Le nom Jivago était bien connu parmi les familles marchandes de Moscou et de Riazan. En 1820, les frères Sergueï et Ivan Jivago ont déménagé à Moscou.
Sergueï Afanasevitch Jivago est devenu le représentant le plus connu de la lignée à Moscou. Il a fondé la Banque commerciale de Riazan et possédait un magasin de fournitures pour officiers dans la ruelle d'Uspenski. Sergueï a été récompensé par une médaille d'or pour la reconstruction de l'église de l'Assomption dans la ruelle d'Uspenski. Son frère Ivan Afanasevitch possédait une maison au coin de la Grande Dmitrovka et de la ruelle Dmitrovski, connue depuis les années 1830. Les voûtes de ce bâtiment ont été conservées jusqu'à nos jours, et les visiteurs du café "PyrOGI", ouvert ici dans les années 1990, ont pu les voir.
En 1884, sur le projet de l'architecte S.S. Eibouchitz, une maison de rapport a été construite pour les marchands Jivago, formant le coin de la rue et de la ruelle. Ce bâtiment de trois étages dans le style néoclassique avec un angle arrondi et un auvent décoré des monogrammes des propriétaires s'intégrait harmonieusement dans la rangée des maisons de rapport de la Grande Dmitrovka. L'arcade menait à la cour du côté de la ruelle Dmitrovski.

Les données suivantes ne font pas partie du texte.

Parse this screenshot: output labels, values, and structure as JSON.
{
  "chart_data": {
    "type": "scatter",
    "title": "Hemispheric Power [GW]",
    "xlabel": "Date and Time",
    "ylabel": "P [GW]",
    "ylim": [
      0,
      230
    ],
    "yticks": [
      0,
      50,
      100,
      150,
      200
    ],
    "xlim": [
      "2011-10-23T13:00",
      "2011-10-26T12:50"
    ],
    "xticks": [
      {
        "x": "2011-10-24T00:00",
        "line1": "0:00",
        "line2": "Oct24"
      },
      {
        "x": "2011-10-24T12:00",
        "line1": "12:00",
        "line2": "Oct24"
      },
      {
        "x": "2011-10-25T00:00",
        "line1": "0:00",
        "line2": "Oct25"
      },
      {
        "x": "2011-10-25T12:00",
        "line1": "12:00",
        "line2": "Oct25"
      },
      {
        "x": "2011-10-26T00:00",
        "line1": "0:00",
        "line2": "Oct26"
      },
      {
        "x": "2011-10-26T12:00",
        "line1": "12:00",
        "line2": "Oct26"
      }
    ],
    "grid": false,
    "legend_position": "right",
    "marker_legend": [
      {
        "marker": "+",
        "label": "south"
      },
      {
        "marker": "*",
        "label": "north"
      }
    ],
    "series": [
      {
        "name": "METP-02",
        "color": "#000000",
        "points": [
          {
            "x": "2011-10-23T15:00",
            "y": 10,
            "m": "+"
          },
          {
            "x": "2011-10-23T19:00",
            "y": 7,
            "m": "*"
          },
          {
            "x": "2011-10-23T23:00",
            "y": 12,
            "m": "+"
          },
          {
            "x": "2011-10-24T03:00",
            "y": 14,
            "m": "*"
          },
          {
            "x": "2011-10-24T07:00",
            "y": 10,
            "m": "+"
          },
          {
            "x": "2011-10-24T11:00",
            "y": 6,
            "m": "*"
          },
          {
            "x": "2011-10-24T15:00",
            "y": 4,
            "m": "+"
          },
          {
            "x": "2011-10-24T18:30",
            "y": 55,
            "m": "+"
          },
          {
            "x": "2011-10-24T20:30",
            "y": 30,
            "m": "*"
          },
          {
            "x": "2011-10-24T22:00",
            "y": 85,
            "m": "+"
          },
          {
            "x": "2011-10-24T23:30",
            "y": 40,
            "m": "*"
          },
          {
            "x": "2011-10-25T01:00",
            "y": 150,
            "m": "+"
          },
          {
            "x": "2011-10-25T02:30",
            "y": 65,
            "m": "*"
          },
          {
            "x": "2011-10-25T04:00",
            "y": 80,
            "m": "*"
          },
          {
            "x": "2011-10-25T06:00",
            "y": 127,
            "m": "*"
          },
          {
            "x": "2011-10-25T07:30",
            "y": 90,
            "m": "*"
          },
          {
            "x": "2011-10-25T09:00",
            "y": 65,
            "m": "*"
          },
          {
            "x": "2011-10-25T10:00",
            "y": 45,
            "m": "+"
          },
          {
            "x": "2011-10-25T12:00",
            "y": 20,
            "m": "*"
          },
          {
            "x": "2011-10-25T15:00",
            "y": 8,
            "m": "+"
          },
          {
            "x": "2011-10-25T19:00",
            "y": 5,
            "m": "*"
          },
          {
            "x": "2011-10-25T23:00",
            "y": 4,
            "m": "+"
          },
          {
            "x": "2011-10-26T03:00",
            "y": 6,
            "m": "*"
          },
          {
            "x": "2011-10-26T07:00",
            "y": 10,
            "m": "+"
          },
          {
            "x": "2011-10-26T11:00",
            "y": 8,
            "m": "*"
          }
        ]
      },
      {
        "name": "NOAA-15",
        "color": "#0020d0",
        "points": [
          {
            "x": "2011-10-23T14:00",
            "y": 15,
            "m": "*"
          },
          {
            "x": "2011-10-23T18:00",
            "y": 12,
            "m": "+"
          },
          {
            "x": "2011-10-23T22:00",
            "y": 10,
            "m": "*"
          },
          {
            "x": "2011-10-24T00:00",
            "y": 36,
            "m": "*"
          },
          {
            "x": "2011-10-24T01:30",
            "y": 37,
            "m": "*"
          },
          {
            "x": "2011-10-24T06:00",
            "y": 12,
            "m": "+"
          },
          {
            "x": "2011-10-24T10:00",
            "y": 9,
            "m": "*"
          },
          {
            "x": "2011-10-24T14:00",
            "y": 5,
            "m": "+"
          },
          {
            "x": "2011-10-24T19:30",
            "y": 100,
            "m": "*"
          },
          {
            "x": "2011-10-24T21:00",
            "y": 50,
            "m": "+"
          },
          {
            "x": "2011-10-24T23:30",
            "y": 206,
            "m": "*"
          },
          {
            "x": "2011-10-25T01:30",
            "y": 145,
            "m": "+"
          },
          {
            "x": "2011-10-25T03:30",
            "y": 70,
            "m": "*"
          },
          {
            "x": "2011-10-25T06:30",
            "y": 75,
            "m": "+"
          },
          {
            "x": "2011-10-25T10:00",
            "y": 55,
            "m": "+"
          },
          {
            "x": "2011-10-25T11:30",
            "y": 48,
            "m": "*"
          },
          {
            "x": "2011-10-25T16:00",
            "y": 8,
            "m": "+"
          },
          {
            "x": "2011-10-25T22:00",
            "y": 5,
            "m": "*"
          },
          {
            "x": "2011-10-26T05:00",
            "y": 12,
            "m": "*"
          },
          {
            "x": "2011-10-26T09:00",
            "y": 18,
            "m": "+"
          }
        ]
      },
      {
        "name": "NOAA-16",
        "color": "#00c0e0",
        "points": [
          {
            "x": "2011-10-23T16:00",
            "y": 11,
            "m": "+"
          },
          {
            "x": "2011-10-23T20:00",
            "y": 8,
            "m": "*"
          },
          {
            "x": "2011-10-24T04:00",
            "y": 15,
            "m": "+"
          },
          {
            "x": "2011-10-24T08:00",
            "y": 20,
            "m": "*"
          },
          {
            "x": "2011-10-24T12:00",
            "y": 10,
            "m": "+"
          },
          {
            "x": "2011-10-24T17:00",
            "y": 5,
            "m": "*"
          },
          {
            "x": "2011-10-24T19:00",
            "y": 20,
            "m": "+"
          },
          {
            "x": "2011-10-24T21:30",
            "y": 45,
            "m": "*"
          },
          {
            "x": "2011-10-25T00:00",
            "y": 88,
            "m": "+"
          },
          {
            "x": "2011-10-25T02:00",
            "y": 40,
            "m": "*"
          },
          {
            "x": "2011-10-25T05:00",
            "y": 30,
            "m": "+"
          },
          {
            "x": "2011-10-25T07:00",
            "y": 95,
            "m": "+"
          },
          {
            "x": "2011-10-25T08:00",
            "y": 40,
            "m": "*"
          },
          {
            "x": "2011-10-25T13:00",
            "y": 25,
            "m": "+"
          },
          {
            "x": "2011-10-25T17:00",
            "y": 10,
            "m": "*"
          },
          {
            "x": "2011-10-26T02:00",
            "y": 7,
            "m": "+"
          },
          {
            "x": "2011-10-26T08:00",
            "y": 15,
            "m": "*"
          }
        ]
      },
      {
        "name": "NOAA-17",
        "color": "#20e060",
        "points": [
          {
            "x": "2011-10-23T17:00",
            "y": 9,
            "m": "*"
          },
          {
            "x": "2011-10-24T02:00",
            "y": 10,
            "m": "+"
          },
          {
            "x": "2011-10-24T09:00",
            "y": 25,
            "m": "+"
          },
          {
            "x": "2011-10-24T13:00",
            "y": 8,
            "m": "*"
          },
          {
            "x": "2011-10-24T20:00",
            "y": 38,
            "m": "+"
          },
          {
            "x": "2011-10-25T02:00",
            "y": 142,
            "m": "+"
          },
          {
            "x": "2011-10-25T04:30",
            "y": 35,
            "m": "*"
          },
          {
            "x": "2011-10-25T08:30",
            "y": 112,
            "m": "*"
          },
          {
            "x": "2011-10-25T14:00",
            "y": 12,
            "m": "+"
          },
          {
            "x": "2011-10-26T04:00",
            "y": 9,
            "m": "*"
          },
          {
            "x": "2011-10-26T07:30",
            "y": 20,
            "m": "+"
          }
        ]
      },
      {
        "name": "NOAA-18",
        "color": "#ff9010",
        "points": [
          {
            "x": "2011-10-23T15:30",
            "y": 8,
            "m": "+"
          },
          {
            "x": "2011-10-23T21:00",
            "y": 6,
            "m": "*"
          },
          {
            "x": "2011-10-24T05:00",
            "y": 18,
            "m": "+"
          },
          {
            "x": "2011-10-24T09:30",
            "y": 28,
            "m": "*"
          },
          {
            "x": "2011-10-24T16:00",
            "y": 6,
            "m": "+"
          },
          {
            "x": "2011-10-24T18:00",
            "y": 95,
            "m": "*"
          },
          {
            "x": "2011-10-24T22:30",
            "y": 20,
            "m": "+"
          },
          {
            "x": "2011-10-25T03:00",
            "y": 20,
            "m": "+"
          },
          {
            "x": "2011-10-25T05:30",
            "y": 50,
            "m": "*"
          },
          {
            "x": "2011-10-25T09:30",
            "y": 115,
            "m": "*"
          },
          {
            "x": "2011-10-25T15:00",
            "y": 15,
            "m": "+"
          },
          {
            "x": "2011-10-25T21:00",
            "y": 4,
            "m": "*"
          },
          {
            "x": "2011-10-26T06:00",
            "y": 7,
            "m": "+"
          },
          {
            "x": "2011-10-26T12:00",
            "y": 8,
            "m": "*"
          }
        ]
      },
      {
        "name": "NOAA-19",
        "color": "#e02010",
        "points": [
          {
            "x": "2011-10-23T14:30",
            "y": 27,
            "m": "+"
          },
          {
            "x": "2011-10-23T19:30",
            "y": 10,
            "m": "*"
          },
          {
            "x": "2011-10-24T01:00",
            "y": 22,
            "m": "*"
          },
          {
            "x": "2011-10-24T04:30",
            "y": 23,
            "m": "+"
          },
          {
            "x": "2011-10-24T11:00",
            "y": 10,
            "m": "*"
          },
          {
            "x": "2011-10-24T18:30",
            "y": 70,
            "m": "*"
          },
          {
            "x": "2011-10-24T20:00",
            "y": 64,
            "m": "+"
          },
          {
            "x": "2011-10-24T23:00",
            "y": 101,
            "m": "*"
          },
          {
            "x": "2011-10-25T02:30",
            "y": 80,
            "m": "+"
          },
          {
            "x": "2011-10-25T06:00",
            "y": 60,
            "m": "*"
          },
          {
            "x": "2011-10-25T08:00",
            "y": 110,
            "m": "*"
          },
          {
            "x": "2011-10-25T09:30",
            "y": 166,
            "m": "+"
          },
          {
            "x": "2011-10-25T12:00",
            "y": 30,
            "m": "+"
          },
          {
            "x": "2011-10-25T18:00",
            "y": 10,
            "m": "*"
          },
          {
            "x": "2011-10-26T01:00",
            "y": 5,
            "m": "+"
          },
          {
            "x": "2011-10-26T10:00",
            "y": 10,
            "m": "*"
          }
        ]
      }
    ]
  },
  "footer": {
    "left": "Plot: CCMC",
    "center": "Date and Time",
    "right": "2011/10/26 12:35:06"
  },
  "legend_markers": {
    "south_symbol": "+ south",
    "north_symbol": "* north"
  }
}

Au rez-de-chaussée se trouvaient des magasins, tandis que les deux étages supérieurs étaient loués.
De 1901 jusqu'à la Révolution d'Octobre, Alexandre Vassilievitch Jivago, petit-fils d'Ivan Afanasevitch, a vécu dans la maison. Il était médecin à l'hôpital de Golitsyn et membre de la Société photographique russe. Alexandre a rassemblé une collection unique de rarités égyptiennes anciennes, qui était exposée dans sa maison et est maintenant conservée au Musée des beaux-arts Pouchkine avec sa bibliothèque, qui compte plus de 6 000 volumes. Après la révolution, il a travaillé comme secrétaire scientifique au Musée des beaux-arts de Moscou, et depuis 1923, il est devenu conférencier et responsable du département d'Orient classique. Jivago, maîtrisant plusieurs langues et possédant des connaissances encyclopédiques, guidait des visites au musée qui émerveillaient les professionnels et les orientalistes. Il convient de noter qu'il n'a aucun lien avec le roman de Boris Pasternak, le choix du nom dans le roman étant fortuit.
Actuellement, le bâtiment a été surélevé d'un quatrième étage et a perdu le monogramme des marchands Jivago.